Published January 16, 2013
President Barack Obama on Wednesday urged Congress to pass sweeping new gun controls including universal background checks on anyone purchasing a weapon and reinstating a ban on military assault style weapons.
“This is common sense,” the president said during a press conference at the White House. “There’s no reason we can’t do this.”
Barely a month after 20 children and six adults were killed by a gunman armed with an automatic weapon at an elementary school in Newtown, Ct., the president has apparently decided to make gun control a central theme of his second term.
The National Rifle Association and other opponents to restrictions on gun ownership are certain to fight back hard against the proposals.
In addition to his broad recommendations that need Congressional approval, Obama signed an executive action calling for 23 steps that don’t need Congress’s OK. They include tighter background checks, eliminating a ban on federal research into gun violence, adding counselors and "resource officers" to school staffs and making access to mental health services easier.
Obama announced the new legislative measures at a news conference attended by four children who wrote letters to the White House in the wake of the Newtown shooting and who asked the president to act on gun control, an issue he did not address materially in his first term.
During a 10-minute speech, the president also invoked recent mass shootings in a movie theater in Aurora, Colo., and at a mall outside Portland, Ore. Also in attendance were parents of children killed in the Newtown shooting.
In addition to mandatory background checks and a ban on military assault style weapons, Obama called for a ban on the sale of magazines that hold more than 10 rounds. In the Newtown and Aurora shootings, the gunmen each used magazines holding 30 rounds of ammunition, allowing them to kill and injure dozens of people in a matter of seconds.

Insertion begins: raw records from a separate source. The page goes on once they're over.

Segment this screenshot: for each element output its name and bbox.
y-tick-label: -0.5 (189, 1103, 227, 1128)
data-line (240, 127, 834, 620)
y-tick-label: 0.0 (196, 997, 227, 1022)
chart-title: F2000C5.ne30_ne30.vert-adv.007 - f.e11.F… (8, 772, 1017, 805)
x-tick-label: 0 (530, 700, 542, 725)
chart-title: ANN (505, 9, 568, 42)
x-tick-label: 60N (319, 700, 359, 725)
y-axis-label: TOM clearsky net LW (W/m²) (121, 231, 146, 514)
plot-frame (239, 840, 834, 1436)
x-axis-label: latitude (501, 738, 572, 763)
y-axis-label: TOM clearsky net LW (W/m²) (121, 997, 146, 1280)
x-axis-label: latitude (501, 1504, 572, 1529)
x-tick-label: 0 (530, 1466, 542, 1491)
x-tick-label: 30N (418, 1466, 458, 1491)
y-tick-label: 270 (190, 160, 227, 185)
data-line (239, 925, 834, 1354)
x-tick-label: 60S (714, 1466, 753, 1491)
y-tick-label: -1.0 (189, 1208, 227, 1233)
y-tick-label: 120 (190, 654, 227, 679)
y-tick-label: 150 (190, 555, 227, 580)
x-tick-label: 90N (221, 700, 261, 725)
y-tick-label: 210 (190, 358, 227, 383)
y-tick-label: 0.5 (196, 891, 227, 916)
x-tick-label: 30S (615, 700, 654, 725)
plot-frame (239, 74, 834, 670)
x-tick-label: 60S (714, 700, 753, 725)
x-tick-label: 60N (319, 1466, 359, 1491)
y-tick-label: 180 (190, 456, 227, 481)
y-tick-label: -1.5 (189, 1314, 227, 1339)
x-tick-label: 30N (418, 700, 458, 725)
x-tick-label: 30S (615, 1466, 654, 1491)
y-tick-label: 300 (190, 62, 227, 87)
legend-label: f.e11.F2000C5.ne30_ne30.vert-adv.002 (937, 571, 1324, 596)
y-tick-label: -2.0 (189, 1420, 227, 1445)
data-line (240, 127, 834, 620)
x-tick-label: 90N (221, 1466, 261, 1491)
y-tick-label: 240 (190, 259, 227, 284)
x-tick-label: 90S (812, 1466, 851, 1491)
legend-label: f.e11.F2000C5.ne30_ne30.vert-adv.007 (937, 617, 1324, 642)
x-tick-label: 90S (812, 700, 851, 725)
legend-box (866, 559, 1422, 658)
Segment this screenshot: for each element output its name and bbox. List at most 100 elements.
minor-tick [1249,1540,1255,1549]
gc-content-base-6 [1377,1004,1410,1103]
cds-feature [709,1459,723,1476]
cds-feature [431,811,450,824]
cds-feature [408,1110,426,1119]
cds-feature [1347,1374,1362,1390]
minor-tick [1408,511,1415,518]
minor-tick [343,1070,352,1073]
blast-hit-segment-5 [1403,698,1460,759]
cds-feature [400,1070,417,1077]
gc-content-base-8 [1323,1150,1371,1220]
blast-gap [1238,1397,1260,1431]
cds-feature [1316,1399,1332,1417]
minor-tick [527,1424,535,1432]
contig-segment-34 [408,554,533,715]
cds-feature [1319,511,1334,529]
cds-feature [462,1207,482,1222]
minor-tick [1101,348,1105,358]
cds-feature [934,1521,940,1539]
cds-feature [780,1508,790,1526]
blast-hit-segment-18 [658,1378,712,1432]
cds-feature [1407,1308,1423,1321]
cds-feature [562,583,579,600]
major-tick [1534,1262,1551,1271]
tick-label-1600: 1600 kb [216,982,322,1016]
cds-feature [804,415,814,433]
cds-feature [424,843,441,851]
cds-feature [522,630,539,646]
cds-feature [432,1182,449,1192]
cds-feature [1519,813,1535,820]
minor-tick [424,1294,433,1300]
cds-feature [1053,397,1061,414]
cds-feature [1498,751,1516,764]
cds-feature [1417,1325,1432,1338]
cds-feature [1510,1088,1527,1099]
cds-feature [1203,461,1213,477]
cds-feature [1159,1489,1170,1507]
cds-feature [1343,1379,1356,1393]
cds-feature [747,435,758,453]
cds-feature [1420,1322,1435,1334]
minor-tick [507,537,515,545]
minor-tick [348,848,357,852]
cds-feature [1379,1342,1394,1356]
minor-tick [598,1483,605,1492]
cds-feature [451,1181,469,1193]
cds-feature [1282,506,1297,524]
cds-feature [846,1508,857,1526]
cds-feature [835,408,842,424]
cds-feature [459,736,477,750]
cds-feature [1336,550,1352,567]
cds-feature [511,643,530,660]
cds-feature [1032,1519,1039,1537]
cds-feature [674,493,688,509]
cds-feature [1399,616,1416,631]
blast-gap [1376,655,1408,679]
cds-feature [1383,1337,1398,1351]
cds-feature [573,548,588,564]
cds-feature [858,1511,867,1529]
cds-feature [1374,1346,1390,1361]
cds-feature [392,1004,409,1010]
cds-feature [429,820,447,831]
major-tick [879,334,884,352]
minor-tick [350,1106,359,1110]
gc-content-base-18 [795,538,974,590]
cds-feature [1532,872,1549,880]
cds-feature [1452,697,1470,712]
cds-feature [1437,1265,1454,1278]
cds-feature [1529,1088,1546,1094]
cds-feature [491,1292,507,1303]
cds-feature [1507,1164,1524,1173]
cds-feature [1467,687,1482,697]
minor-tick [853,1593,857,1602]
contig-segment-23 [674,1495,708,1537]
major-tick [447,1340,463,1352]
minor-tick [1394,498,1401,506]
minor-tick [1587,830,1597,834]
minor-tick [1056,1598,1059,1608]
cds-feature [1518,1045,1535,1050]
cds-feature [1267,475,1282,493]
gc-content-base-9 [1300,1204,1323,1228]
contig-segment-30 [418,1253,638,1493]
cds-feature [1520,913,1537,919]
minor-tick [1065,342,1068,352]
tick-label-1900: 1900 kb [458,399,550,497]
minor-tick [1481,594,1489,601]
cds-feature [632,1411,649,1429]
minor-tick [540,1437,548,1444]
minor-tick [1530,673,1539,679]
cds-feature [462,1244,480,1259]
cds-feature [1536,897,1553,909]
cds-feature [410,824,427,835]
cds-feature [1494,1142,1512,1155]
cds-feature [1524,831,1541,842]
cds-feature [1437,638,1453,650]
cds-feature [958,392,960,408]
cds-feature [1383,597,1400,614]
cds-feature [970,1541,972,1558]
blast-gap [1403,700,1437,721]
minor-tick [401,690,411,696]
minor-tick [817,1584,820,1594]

The president acknowledged his proposals won’t be easy to pass. “This will be difficult,” he said. “This will not happen unless the American people demand it.”
The new effort to pass gun control legislation was spearheaded by Vice President Joe Biden, who chaired a committee put together by the president in the days following the Dec. 14, Newtown shooting.
Since then Biden has met with a range of groups whose contributions were sought in an effort to stem the violence. The group included members of law enforcement, gun makers and sellers, and entertainment figures from the movie and video game industries.